Triangulation Of Bars
Triangulating the bars is a means of limiting lateral movement. And because it is a means of limiting lateral movement, it is also what sets the roll center. This one is just a little harder to explain. If you find the instant center (IC) of both upper bars and the IC of both lower bars on a three-dimensional plane and then take those two separate theoretical points and draw a line between them, you have the axis around which the rearend pivots. The point on the axis that crosses over or under the axle centerline is the roll center.
To make things easy, let's just assume that the roll center is very near the height of the triangulated bar ends that are nearest each other. For example, if the upper bars are triangulated and are mounted close to each other on top of the third member, the height of those joints is fairly close to the roll center.
So, if a low roll center makes for better handling (via more weight transfer), how would you lower the roll center on a triangulated link system? Triangulate the lower bars. A gentleman by the name of Satchell came up with this design to help trucks with limited space achieve a lower roll center. To properly set up a Satchell link, the lower bars must be triangulated with the bars coming to a point at the chassis, not the rearend housing. By doing this, the roll center stays "coupled" to the chassis and not to the constantly moving rearend housing. By having a roll center that is constantly moving up and down, the chassis can feel twitchy. Again, this isn't too much of a concern on a daily-driven, 'bagged truck, but it's good dinner conversation if you're truck is supposed to handle well.
Designs In Practice
Instant Center
Any time two or more links, bars, arms, or any other types of locating devices are employed, there will be an instant center (IC). The IC is found by extending an imaginary line through the points of each individual locating device until they meet the imaginary line of another related locating device. The point at which they meet is called the instant center or instantaneous center. Take for example a simple four-link. From a side view, the four-link appears to have only two links. If you were to extend an imaginary line through the pivots of each individual bar, at some point those two lines will cross. The placement of the IC is what determines where the forces generated by the tire/rearend relationship will be transmitted to the chassis. By moving the IC forward or backward or up and down, you change what type of driving the suspension excels at. This is the most important theoretical point to understand in the world of suspension design.
A properly set-up three- or four-link will have an instant center that is somewhere in front of the rearend. By moving the IC front to rear, you change the amount of force applied to the chassis. By moving it up and down, you can dial in the desired amount of antisquat. The position of the IC combined with bar length determines what it is that the link system excels at. A longer bar will allow more travel (but at the cost of energy transfer), while a shorter bar has less travel capability but more force transfer (think off-road truck versus a drag car.) Since most of you will probably be building a daily driver with adjustable ride height, the system should be somewhere in the middle. A medium-length bar with the IC around the front bumper at half travel is a very neutral system. It is essentially how Detroit has been doing it for years.

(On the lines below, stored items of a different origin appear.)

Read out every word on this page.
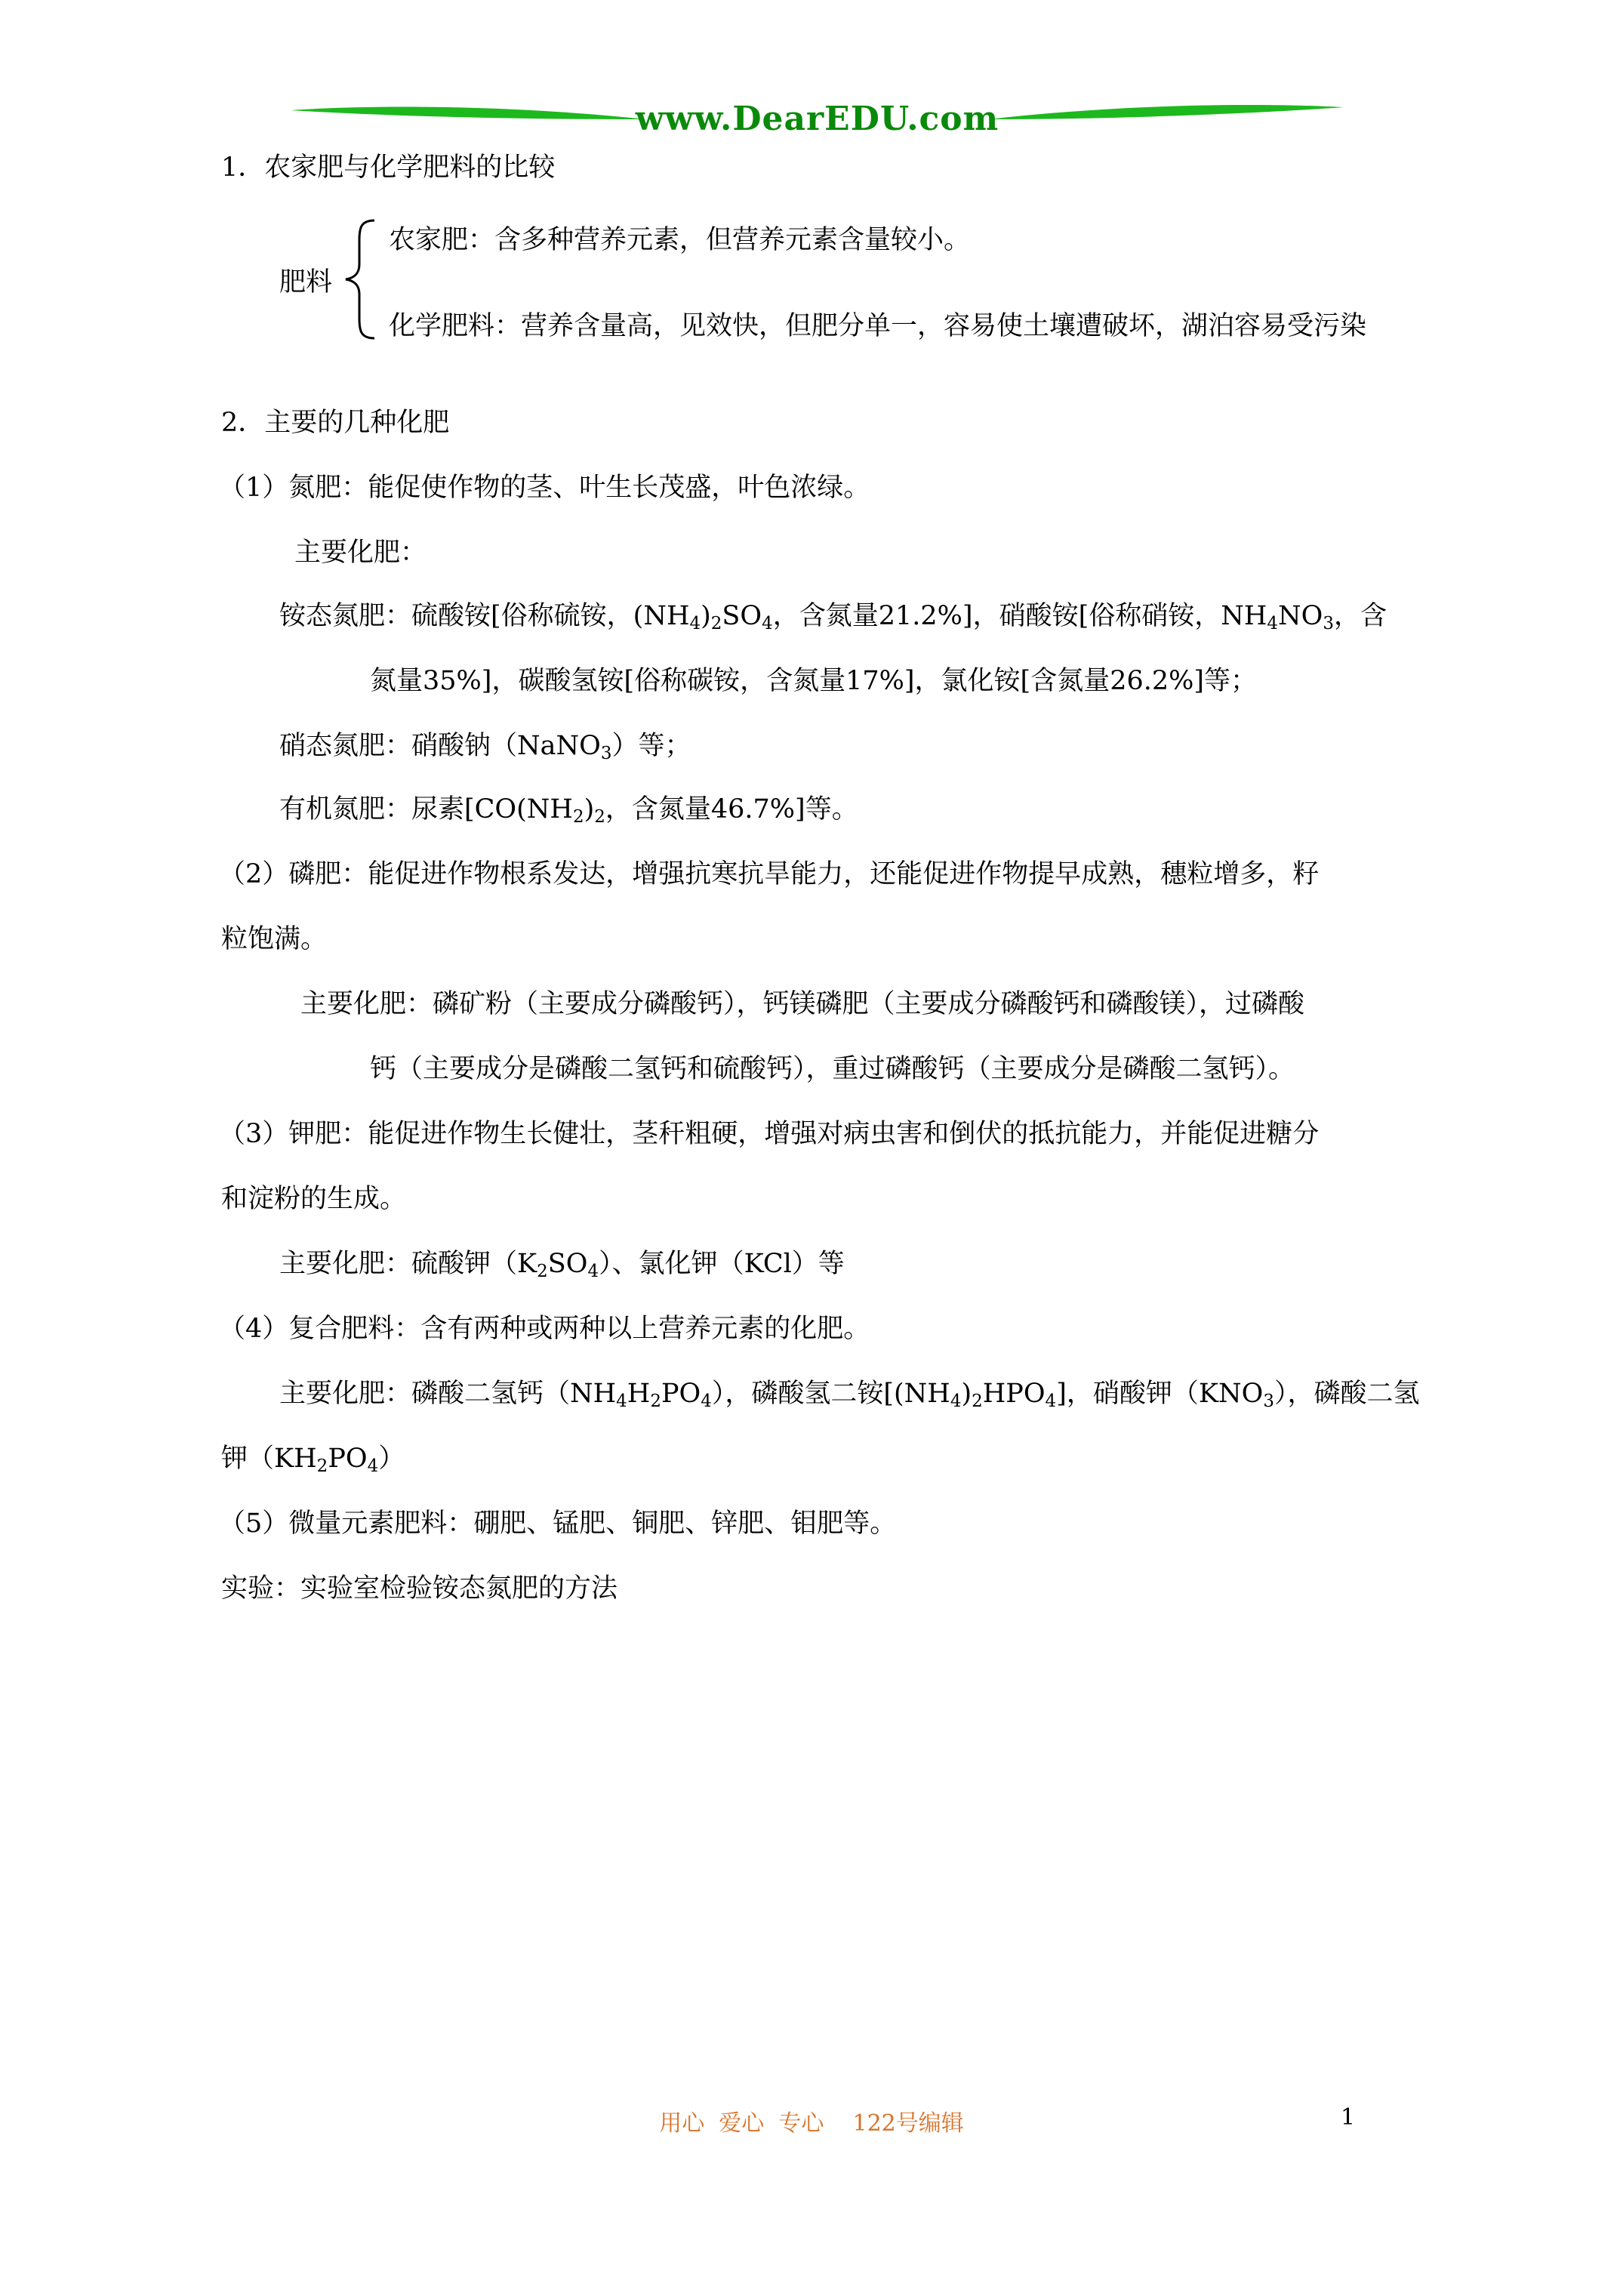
www.DearEDU.com
1．农家肥与化学肥料的比较
肥料
农家肥：含多种营养元素，但营养元素含量较小。
化学肥料：营养含量高，见效快，但肥分单一，容易使土壤遭破坏，湖泊容易受污染
2．主要的几种化肥
（1）氮肥：能促使作物的茎、叶生长茂盛，叶色浓绿。
主要化肥：
铵态氮肥：硫酸铵[俗称硫铵，$(NH_4)_2SO_4$，含氮量21.2%]，硝酸铵[俗称硝铵，$NH_4NO_3$，含
氮量35%]，碳酸氢铵[俗称碳铵，含氮量17%]，氯化铵[含氮量26.2%]等；
硝态氮肥：硝酸钠（NaNO$_3$）等；
有机氮肥：尿素[$CO(NH_2)_2$，含氮量46.7%]等。
（2）磷肥：能促进作物根系发达，增强抗寒抗旱能力，还能促进作物提早成熟，穗粒增多，籽
粒饱满。
主要化肥：磷矿粉（主要成分磷酸钙），钙镁磷肥（主要成分磷酸钙和磷酸镁），过磷酸
钙（主要成分是磷酸二氢钙和硫酸钙），重过磷酸钙（主要成分是磷酸二氢钙）。
（3）钾肥：能促进作物生长健壮，茎秆粗硬，增强对病虫害和倒伏的抵抗能力，并能促进糖分
和淀粉的生成。
主要化肥：硫酸钾$(K_2SO_4)$、氯化钾（KCl）等
（4）复合肥料：含有两种或两种以上营养元素的化肥。
主要化肥：磷酸二氢钙$(NH_4H_2PO_4)$，磷酸氢二铵$[(NH_4)_2HPO_4]$，硝酸钾$(KNO_3)$，磷酸二氢
钾$(KH_2PO_4)$
（5）微量元素肥料：硼肥、锰肥、铜肥、锌肥、钼肥等。
实验：实验室检验铵态氮肥的方法
用心  爱心  专心    122号编辑	1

Also note point A point is a percentage of the center-of-gravity line (Figure 7). That percentage is the measure of antisquat. When a truck accelerates, weight is transferred to the rear, making the suspension "squat" from the extra weight. This chassis movement can be minimized or completely eliminated by using geometry to negate the squatting effect. On any rear suspension system (assuming it is a full-forward system, even a two-link), moving the IC higher will produce a higher percentage of antisquat, making the truck not squat as much during acceleration. A lower IC will have a lower percentage, and the truck will squat more. Going overboard and running the bars high in the front in order to negate any squat will induce excessive roll oversteer, making the truck less stable while cornering. It is not so important to calculate antisquat for a daily driver; it's more important you understand that it exists.